Dengan diserahkan kepada KPK, diharapkan kasus bisa diselesaikan lebih cepat.
Pengadaan TPU Baturaja ini bersumber dari APBD Kabupaten OKU dengan nilai sebesar Rp 6 miliar dan ditaksir telah merugikan negara hingga Rp 5,7 miliar. Kasus ini pun sudah menyeret empat orang dan mereka pun telah menerima vonis dari pengadilan.
Kasus ini diserahkan kepada KPK atas pertimbangan pihak kepolisian yang menilai penanganan perkara ini sulit dilaksanakan secara baik. ”Dengan diserahkan kepada KPK, diharapkan kasus bisa diselesaikan lebih cepat,” ucap Ali. Pengalihan perkara ini ditandai dengan penyerahan berkas perkara, barang bukti, dan dokumen pendukung lainnya.
Kasus dugaan korupsi yang menyeret nama Johan memang sudah mencuat sejak Oktober 2017. Saat itu, Johan telah ditetapkan sebagai tersangka oleh penyidik Direktorat Reserse Kriminal Khusus Polda Sumsel.
Kasus dihentikan
Namun, status itu dicabut setelah Johan menang dalam sidang praperadilan di Pengadilan Negeri Baturaja. Alhasil, kasus itu dihentikan pada Februari 2018.
Johan kembali ditetapkan sebagai tersangka pada Januari 2020, didasari atas penemuan bukti baru, yakni membengkaknya nilai kerugian negara dari Rp 3,49 miliar pada 2017 menjadi Rp 5,7 miliar pada 2020. Dia sempat ditahan di Polda Sumsel pada Selasa (14/1), tetapi pada 12 Mei atau empat bulan setelah ditahan Johan dinyatakan bebas.
Pembebasan ini dikarenakan batas waktu masa penahanan habis. Sampai batas waktu yang ditentukan, penyidik Polda Sumsel belum mampu melengkapi berkas perkara tersebut. Alhasil, perkara kasus Johan pun diambil alih oleh KPK.
Pengambilalihan perkara ini didasari pada Pasal 10 A Undang-Undang KPK ketika lembaga antirasuah ini memberitahukan kepada penyidik atau penuntut umum untuk mengambil alih perkara dengan sejumlah alasan. Salah satunya menyebutkan pengambilalihan bisa dilakukan jika ada keadaan lain, yang menurut pertimbangan kepolisian atau kejaksaan, menjadikan penanganan tindak pidana korupsi sulit dilakukan secara baik dan dapat dipertanggungjawabkan.

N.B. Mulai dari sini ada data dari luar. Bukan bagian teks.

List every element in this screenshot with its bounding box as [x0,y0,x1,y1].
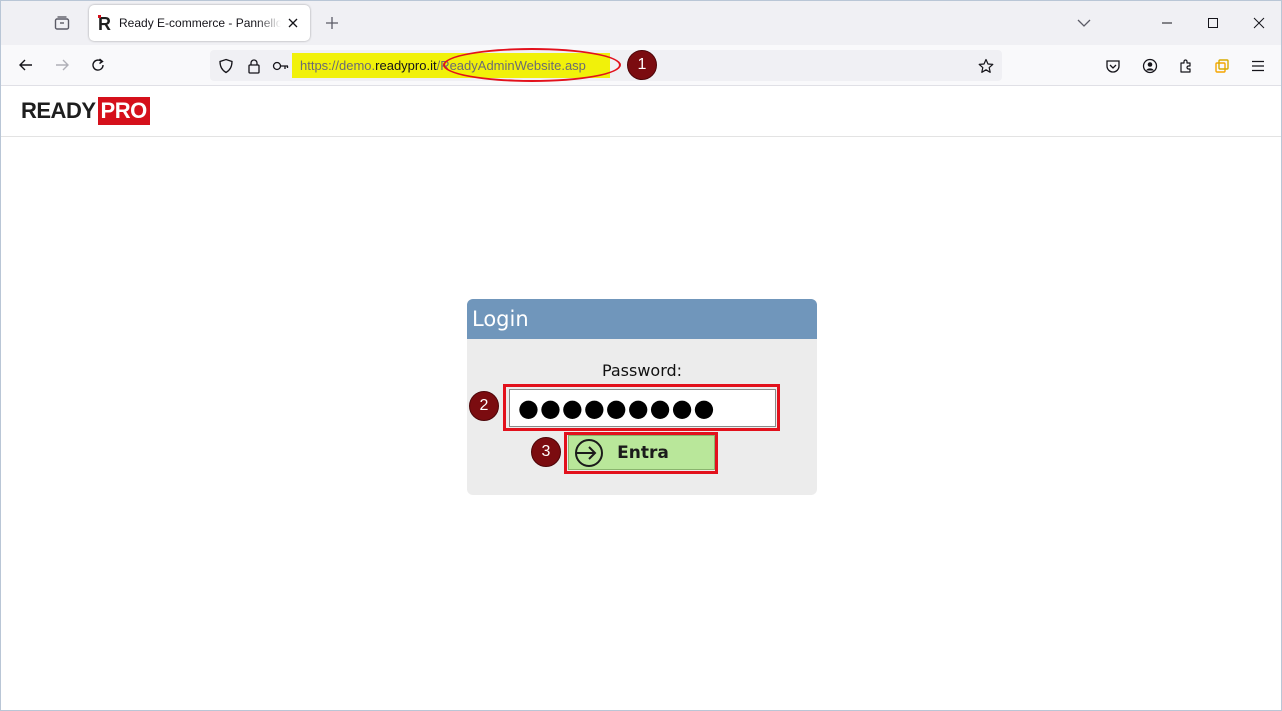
login-title: Login [472,307,529,331]
plus-icon[interactable] [320,10,344,36]
close-icon[interactable] [283,13,303,33]
browser-window: R Ready E-commerce - Pannello di amminis… [0,0,1282,711]
minimize-icon[interactable] [1144,5,1190,41]
readypro-favicon: R [97,14,115,34]
forward-icon[interactable] [48,51,76,79]
multi-account-icon[interactable] [1210,54,1234,78]
tab-title: Ready E-commerce - Pannello di amministr… [119,16,281,30]
reload-icon[interactable] [84,51,112,79]
readypro-logo[interactable]: READY PRO [21,97,150,125]
url-prefix: https://demo. [300,58,376,73]
window-close-icon[interactable] [1236,5,1281,41]
logo-ready-text: READY [21,98,96,123]
url-domain: readypro.it [375,58,437,73]
password-input[interactable]: ●●●●●●●●● [509,389,776,427]
pocket-icon[interactable] [1101,54,1125,78]
tab-list-icon[interactable] [49,10,75,36]
active-tab[interactable]: R Ready E-commerce - Pannello di amminis… [89,5,310,41]
extensions-icon[interactable] [1174,54,1198,78]
url-path-oval-annotation [443,48,621,82]
maximize-icon[interactable] [1190,5,1236,41]
back-icon[interactable] [12,51,40,79]
tab-bar: R Ready E-commerce - Pannello di amminis… [1,1,1281,45]
shield-icon[interactable] [217,57,235,75]
step-marker-2: 2 [469,391,499,421]
star-icon[interactable] [976,56,996,76]
menu-icon[interactable] [1246,54,1270,78]
login-header: Login [467,299,817,339]
login-arrow-icon [573,438,605,468]
step-marker-3: 3 [531,437,561,467]
logo-pro-text: PRO [97,97,150,125]
lock-icon[interactable] [245,57,263,75]
site-header: READY PRO [1,86,1281,137]
entra-button-label: Entra [617,443,669,463]
entra-button[interactable]: Entra [568,435,715,470]
account-icon[interactable] [1138,54,1162,78]
step-marker-1: 1 [627,50,657,80]
chevron-down-icon[interactable] [1071,10,1097,36]
key-icon[interactable] [272,57,290,75]
password-label: Password: [601,361,683,380]
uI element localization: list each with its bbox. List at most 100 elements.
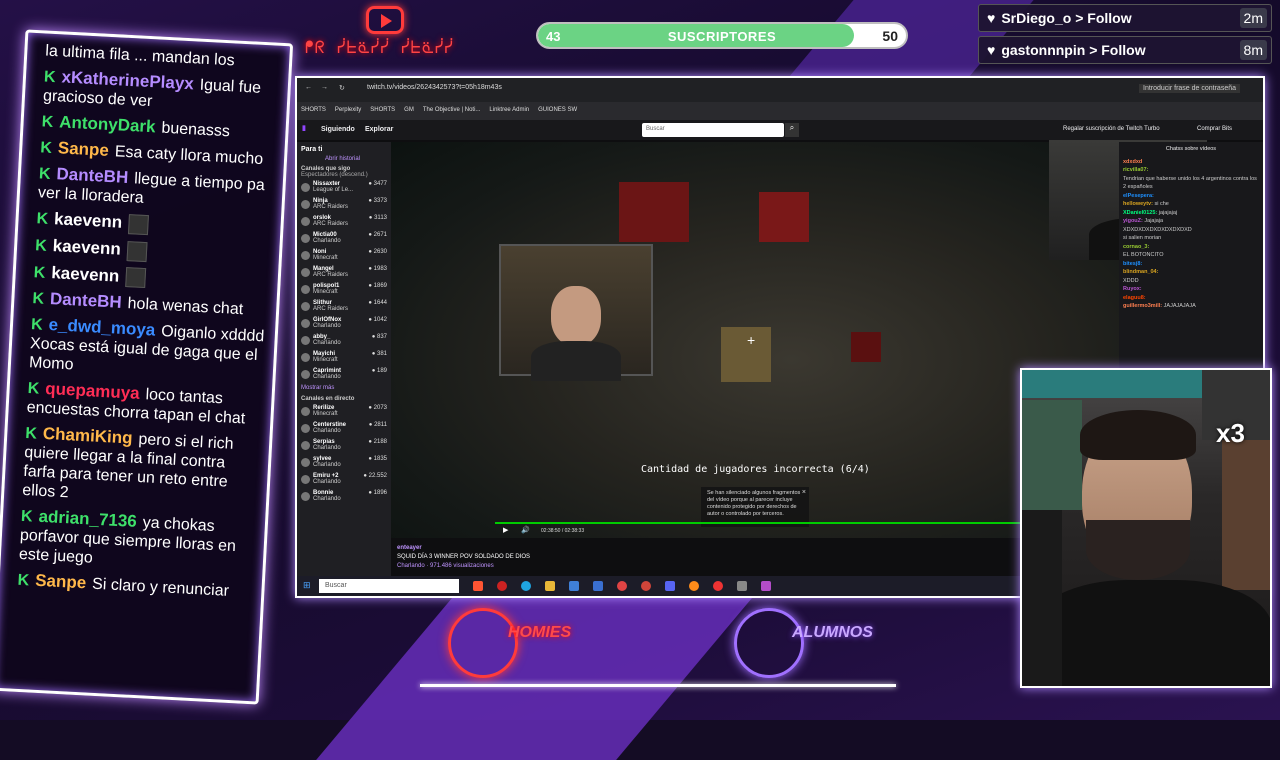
nav-explore[interactable]: Explorar [365, 126, 393, 133]
sidebar-channel[interactable]: orslokARC Raiders● 3113 [301, 215, 387, 229]
bookmark-item[interactable]: GUIONES SW [538, 107, 577, 113]
avatar [301, 458, 310, 467]
pokeball-icon[interactable] [713, 581, 723, 591]
search-icon[interactable]: ⌕ [785, 123, 799, 137]
nav-following[interactable]: Siguiendo [321, 126, 355, 133]
followed-channel-list: NissaxterLeague of Le...● 3477 NinjaARC R… [301, 181, 387, 382]
bits-button[interactable]: Comprar Bits [1197, 126, 1232, 132]
vod-chat-username[interactable]: XDaniel0125: [1123, 210, 1159, 216]
chat-text: Si claro y renunciar [92, 576, 230, 600]
chat-username[interactable]: Sanpe [57, 138, 109, 160]
chat-username[interactable]: DanteBH [56, 164, 129, 187]
sidebar-channel[interactable]: NoniMinecraft● 2630 [301, 249, 387, 263]
discord-icon[interactable] [665, 581, 675, 591]
sidebar-channel[interactable]: NissaxterLeague of Le...● 3477 [301, 181, 387, 195]
search-input[interactable]: Buscar [642, 123, 784, 137]
vod-chat-username[interactable]: guillermo3mill: [1123, 303, 1164, 309]
sidebar-channel[interactable]: NinjaARC Raiders● 3373 [301, 198, 387, 212]
bookmark-item[interactable]: Linktree Admin [489, 107, 529, 113]
viewer-count: ● 2811 [369, 422, 387, 436]
back-icon[interactable]: ← [305, 84, 312, 91]
vod-chat-username[interactable]: helloweytv: [1123, 201, 1154, 207]
bookmark-item[interactable]: The Objective | Noti... [423, 107, 481, 113]
sidebar-channel[interactable]: SerpiasCharlando● 2188 [301, 439, 387, 453]
twitch-logo-icon[interactable]: ▮ [302, 124, 306, 132]
chat-username[interactable]: AntonyDark [59, 112, 156, 136]
chat-username[interactable]: kaevenn [52, 236, 121, 259]
avatar [301, 251, 310, 260]
bookmark-item[interactable]: Perplexity [335, 107, 361, 113]
sidebar-channel[interactable]: MangelARC Raiders● 1983 [301, 266, 387, 280]
password-prompt[interactable]: Introducir frase de contraseña [1139, 84, 1240, 93]
vod-chat-username[interactable]: yigouZ: [1123, 218, 1144, 224]
show-more-link[interactable]: Mostrar más [301, 385, 387, 391]
sidebar-channel[interactable]: CenterstineCharlando● 2811 [301, 422, 387, 436]
chat-username[interactable]: DanteBH [50, 289, 123, 312]
video-progress-bar[interactable] [495, 522, 1107, 524]
folder-icon[interactable] [545, 581, 555, 591]
volume-icon[interactable]: 🔊 [521, 526, 530, 534]
sidebar-channel[interactable]: SlithurARC Raiders● 1644 [301, 300, 387, 314]
vod-chat-message: ricvilla07: [1123, 166, 1259, 175]
sidebar-channel[interactable]: RerilizeMinecraft● 2073 [301, 405, 387, 419]
chat-username[interactable]: kaevenn [51, 263, 120, 286]
vod-chat-text: Jajajaja [1144, 218, 1163, 224]
close-icon[interactable]: × [802, 489, 806, 496]
sidebar-channel[interactable]: GirlOfNoxCharlando● 1042 [301, 317, 387, 331]
chat-message: KChamiKingpero si el rich quiere llegar … [22, 423, 262, 512]
video-category[interactable]: Charlando · 971.486 visualizaciones [397, 562, 530, 571]
opera-icon[interactable] [497, 581, 507, 591]
sidebar-channel[interactable]: Emiru +2Charlando● 22.552 [301, 473, 387, 487]
play-icon[interactable]: ▶ [503, 526, 508, 534]
vod-chat-username[interactable]: bitesj8: [1123, 261, 1142, 267]
chrome-icon[interactable] [617, 581, 627, 591]
bookmark-item[interactable]: GM [404, 107, 414, 113]
brave-icon[interactable] [473, 581, 483, 591]
avatar [301, 285, 310, 294]
bookmark-item[interactable]: SHORTS [301, 107, 326, 113]
webcam-body [1032, 580, 1272, 688]
taskbar-search-input[interactable]: Buscar [319, 579, 459, 593]
vod-chat-username[interactable]: cornao_3: [1123, 244, 1149, 250]
reload-icon[interactable]: ↻ [339, 84, 345, 92]
video-player[interactable]: + Cantidad de jugadores incorrecta (6/4)… [391, 142, 1119, 538]
emote-icon [128, 214, 149, 235]
chat-username[interactable]: Sanpe [35, 571, 87, 593]
kick-badge-icon: K [36, 210, 48, 228]
streamer-name[interactable]: enteayer [397, 544, 530, 553]
vod-chat-username[interactable]: ricvilla07: [1123, 167, 1148, 173]
chat-text: Esa caty llora mucho [114, 143, 263, 168]
chrome-icon[interactable] [641, 581, 651, 591]
vod-chat-username[interactable]: elPesepera: [1123, 193, 1154, 199]
vod-chat-username[interactable]: Ruyox: [1123, 286, 1142, 292]
sidebar-channel[interactable]: MayichiMinecraft● 381 [301, 351, 387, 365]
app-icon[interactable] [761, 581, 771, 591]
vod-chat-username[interactable]: blindman_04: [1123, 269, 1158, 275]
vod-chat-username[interactable]: xdxdxd [1123, 159, 1142, 165]
sidebar-channel[interactable]: CaprimintCharlando● 189 [301, 368, 387, 382]
forward-icon[interactable]: → [321, 84, 328, 91]
firefox-icon[interactable] [689, 581, 699, 591]
avatar [301, 183, 310, 192]
store-icon[interactable] [569, 581, 579, 591]
kick-badge-icon: K [35, 237, 47, 255]
windows-start-icon[interactable]: ⊞ [303, 580, 311, 591]
chat-username[interactable]: ChamiKing [42, 424, 133, 448]
sidebar-channel[interactable]: abby_Charlando● 837 [301, 334, 387, 348]
sidebar-history-link[interactable]: Abrir historial [325, 156, 387, 162]
channel-category: Charlando [313, 496, 341, 502]
vod-chat-username[interactable]: elaguu8: [1123, 295, 1146, 301]
turbo-button[interactable]: Regalar suscripción de Twitch Turbo [1063, 126, 1160, 132]
chat-username[interactable]: quepamuya [45, 379, 140, 403]
kick-badge-icon: K [39, 165, 51, 183]
bookmark-item[interactable]: SHORTS [370, 107, 395, 113]
sidebar-channel[interactable]: sylveeCharlando● 1835 [301, 456, 387, 470]
sidebar-channel[interactable]: polispol1Minecraft● 1869 [301, 283, 387, 297]
sidebar-channel[interactable]: Mictia00Charlando● 2671 [301, 232, 387, 246]
app-icon[interactable] [593, 581, 603, 591]
chat-username[interactable]: kaevenn [54, 209, 123, 232]
address-bar[interactable]: twitch.tv/videos/2624342573?t=05h18m43s [367, 84, 502, 91]
edge-icon[interactable] [521, 581, 531, 591]
app-icon[interactable] [737, 581, 747, 591]
sidebar-channel[interactable]: BonnieCharlando● 1896 [301, 490, 387, 504]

Sementara itu, Titis Rachmawati, Penasihat Hukum Johan mengatakan, pihaknya belum menerima surat pemberitahuan dari KPK perihal pengambilalihan perkara dari Polda Sumsel. ”Saya juga belum tahu alasan KPK mengambil alih kasus ini,” ucapnya.
Menurut dia, kasus ini seakan dibiarkan berlarut-larut dan belum ada penyelesaiannya. ”Saya merasa klien saya sudah dizolimi,” ucapnya.
Dirinya khawatir pengambilalihan kasus ini sarat dengan nuansa politik. Terbukti dari proses hukum yang sangat lama, yakni sejak tahun 2017, sampai sekarang tak kunjung tuntas.
”Itulah penegakan hukum kita. Sepertinya ada penggiringan opini, demi kepentingan oknum tertentu,” kata Titis. Hal ini bisa saja terjadi karena Johan akan maju pada Pilkada Bupati OKU di tahun ini.
Seharusnya, lajut Titis, dalam proses penegakan hukum, penyidik harus berorientasi pada tujuan penyidikan, salah satunya adalah kepastian hukum. ”Oleh sebab itu, penegakan hukum wajib menaati azas hukum yang berlaku. Jadi, bukan dengan sewenang-wenang melimpahkan perkara ke KPK,” ucapnya.
Melihat situasi ini, ujar Titis, pihaknya akan menunggu surat resmi dari Polda Sumsel ataupun KPK perihal alasan pengambilalihan kasus ini. ”Setelah itu, saya akan mengambil tindakan hukum selanjutnya,” ucap Titis.